Ines de Castro


C’è una storia che potrebbe essere un’opera shakespeariana ed invece è realmente avvenuta. E’ struggente, macabra, straordinaria.

La storia di Ines de Castro

C’è anche una storia su come sono venuta a conoscenza di questa storia.

Ci sono sempre tante storie dietro le storie.

da http://spazioinwind.libero.it/ilfaroriposto/ines_de_castro.htm

Inês de Castro  
di Salvatore Statello
Il Faro, n° 5/6, gennaio/giugno 1997

ines de castro

Inês, figlia illegittima di Pietro, gran signore di Galizia, era una damigella d’onore al seguito di Costanza di Castiglia, andata in sposa nel l335 all’infante portoghese, Pietro, figlio di Alfonso IV e di Beatrice, a sua volta zia del padre di Inês. Ma pare che l’infante sia stato subito colpito di più dalla bellezza della damigella, chiamata “collo di cigno” che da quella della legittima sposa. Per queste attenzioni ricambiate, secondo alcune fonti, Inês è stata allontanata dalla corte, esiliata e, per di più, fatta diventare madrina di uno dei principino, per rendere impossibile e “peccaminosa” qualsiasi relazione tra l’infante ed Inês
Ma alla morte di Costanza (1345), Pietro richiama Inês dall’esilio, contrae con lei segreto matrimonio, celebrato dall’arcivescovo di Bragança nella chiesa di S. Vincenzo (José Saramago: Viaggio in Portogallo, Bompiani, Roma, 1998, pag. 23), ed entrambi vivono nella “casa do mosteiro de Santa Clara” a Coimbra,  ai bordi del Mondego, tra le “fontane dell’amore e del pianto”, dove hanno ben quattro figli.
In assenza del principe, i cattivi consiglieri del re: Pero Coelho, Alvaro Gonçalves e Diogo Lopes Pacheco, temendo la crescente influenza dei fratelli di Inês, Fernando e Álvaro Pires de Castro, indussero re Alfonso, incerto e tentennante, ad emettere sentenza di morte contro la donna, rea di rispondere all’amore del principe “com outro amor”.
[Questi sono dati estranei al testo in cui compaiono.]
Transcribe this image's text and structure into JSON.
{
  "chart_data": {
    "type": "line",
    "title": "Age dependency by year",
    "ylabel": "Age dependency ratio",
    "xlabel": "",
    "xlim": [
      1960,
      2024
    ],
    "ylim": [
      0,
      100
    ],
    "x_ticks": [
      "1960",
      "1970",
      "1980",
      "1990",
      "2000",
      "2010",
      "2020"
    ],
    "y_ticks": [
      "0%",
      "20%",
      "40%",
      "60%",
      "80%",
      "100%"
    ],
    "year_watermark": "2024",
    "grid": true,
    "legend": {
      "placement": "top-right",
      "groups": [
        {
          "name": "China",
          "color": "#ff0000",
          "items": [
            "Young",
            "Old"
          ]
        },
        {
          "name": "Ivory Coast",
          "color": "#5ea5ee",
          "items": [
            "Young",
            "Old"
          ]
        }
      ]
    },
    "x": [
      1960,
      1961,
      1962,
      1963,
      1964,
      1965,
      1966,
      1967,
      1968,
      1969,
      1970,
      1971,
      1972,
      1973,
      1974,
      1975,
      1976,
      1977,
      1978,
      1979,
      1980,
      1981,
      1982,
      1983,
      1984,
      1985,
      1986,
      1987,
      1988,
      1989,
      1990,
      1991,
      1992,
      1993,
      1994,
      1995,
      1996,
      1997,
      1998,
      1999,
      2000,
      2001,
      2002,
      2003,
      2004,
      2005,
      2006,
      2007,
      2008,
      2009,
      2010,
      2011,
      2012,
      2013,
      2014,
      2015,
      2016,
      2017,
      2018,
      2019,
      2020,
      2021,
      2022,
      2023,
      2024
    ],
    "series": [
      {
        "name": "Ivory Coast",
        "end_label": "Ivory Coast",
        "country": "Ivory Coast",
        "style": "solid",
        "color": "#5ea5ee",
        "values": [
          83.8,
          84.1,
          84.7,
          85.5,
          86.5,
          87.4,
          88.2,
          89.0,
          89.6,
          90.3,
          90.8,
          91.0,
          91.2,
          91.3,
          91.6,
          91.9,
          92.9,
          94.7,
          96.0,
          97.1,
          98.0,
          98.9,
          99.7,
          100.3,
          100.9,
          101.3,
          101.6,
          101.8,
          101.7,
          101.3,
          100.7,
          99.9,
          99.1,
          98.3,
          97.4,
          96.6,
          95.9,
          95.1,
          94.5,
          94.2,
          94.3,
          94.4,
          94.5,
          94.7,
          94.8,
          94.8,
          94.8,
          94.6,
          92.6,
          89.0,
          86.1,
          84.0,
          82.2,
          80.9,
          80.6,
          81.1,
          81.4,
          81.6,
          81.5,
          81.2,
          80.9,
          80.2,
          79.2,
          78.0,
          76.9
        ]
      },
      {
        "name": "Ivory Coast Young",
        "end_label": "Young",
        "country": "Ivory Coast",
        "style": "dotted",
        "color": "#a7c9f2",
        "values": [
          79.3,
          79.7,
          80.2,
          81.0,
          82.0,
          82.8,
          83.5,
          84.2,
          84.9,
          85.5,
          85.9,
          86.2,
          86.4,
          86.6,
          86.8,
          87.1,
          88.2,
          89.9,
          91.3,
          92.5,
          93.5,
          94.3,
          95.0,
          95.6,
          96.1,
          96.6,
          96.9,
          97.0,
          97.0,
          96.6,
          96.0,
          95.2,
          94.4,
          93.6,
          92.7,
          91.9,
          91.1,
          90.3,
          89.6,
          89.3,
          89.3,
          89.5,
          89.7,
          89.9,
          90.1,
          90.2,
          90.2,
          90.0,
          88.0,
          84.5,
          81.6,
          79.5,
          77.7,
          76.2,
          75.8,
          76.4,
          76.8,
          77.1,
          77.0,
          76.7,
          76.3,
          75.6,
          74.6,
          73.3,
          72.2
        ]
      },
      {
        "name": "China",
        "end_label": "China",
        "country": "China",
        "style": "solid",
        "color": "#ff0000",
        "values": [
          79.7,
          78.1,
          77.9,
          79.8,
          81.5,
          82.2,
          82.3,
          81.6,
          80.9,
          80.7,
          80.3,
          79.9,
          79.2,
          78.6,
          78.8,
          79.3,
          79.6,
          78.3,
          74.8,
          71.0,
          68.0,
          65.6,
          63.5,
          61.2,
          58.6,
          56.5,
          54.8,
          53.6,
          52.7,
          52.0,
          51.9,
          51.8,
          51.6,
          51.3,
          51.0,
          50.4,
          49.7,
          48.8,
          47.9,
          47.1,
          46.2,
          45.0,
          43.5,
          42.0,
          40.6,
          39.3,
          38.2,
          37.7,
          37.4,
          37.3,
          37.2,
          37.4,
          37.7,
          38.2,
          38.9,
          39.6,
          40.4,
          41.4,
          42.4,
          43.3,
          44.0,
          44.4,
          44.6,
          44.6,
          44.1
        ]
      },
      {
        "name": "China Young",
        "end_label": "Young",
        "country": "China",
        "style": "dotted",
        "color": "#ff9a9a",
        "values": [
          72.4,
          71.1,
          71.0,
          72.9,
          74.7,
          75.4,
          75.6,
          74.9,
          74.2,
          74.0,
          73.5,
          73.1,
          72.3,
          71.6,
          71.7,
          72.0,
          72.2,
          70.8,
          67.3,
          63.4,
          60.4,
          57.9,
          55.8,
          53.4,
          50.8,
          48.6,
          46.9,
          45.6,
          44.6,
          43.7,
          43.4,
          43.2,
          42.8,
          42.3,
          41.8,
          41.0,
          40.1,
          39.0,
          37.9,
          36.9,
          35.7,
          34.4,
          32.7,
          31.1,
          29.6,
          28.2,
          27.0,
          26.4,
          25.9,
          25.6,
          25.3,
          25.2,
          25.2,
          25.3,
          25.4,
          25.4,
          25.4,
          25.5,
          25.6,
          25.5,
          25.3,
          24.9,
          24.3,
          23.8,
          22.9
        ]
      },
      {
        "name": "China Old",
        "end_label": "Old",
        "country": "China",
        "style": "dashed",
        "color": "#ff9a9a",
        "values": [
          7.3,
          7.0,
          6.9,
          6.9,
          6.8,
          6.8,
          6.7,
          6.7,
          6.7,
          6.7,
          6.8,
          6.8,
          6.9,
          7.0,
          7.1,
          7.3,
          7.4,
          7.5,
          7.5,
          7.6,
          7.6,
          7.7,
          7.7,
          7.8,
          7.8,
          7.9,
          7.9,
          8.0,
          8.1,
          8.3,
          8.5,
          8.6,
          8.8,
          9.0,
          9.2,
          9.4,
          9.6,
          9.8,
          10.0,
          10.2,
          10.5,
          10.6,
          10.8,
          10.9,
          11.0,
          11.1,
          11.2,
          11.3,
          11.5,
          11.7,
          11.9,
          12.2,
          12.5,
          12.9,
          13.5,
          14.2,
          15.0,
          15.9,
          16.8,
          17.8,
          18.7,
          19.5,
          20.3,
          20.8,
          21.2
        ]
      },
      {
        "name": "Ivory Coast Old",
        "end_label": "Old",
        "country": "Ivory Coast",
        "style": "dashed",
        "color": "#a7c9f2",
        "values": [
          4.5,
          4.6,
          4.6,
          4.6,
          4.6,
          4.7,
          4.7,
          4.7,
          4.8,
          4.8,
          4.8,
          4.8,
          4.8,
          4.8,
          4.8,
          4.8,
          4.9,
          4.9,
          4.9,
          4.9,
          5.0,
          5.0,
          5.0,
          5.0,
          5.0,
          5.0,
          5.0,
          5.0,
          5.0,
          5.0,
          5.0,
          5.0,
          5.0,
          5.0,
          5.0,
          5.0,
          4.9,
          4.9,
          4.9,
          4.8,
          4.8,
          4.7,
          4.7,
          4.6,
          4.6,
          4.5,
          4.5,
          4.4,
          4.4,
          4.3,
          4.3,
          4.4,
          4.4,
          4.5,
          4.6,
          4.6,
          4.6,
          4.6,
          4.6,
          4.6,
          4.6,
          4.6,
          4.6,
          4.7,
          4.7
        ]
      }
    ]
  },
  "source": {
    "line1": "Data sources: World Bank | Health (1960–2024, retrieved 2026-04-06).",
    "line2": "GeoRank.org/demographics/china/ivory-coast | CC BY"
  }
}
Morto il vecchio re e ritornato, dalle fatiche belliche, dopo essere salito al trono, Pietro I vendicò la morte di Inês facendo strappare il cuore ai cattivi consiglieri del padre; fece traslare i resti mortali dell’amante dopo averla fatta incoronare regina e avere obbligato i sudditi a prostrarsi dinanzi a lei e a baciarle la mano. Poi, così incoronata, accanto a lui, la fece portare in corteo da Coimbra, ai bordi del Mondego, tra le “fontane dell’amore e del pianto”, dove avevano vissuto il loro amore segreto, al monastero di Santa Maria di Alcobaça, dove le fece dare solenne sepoltura in uno dei più bei monumenti funebri di tutto il Portogallo
Lo stesso Pedro fece costruire il proprio sarcofago di fronte a quello di Inês in modo che, il giorno del Giudizio, uscendo dalle rispettive tombe, i due amanti potessero ritrovarsi l’uno di fronte all’altro per restare definitivamente insieme per l’eternità, anche se provvisoriamente e soltanto sino alla fine del mondo (“até a fim do mundo”) saranno separati nelle proprie tombe.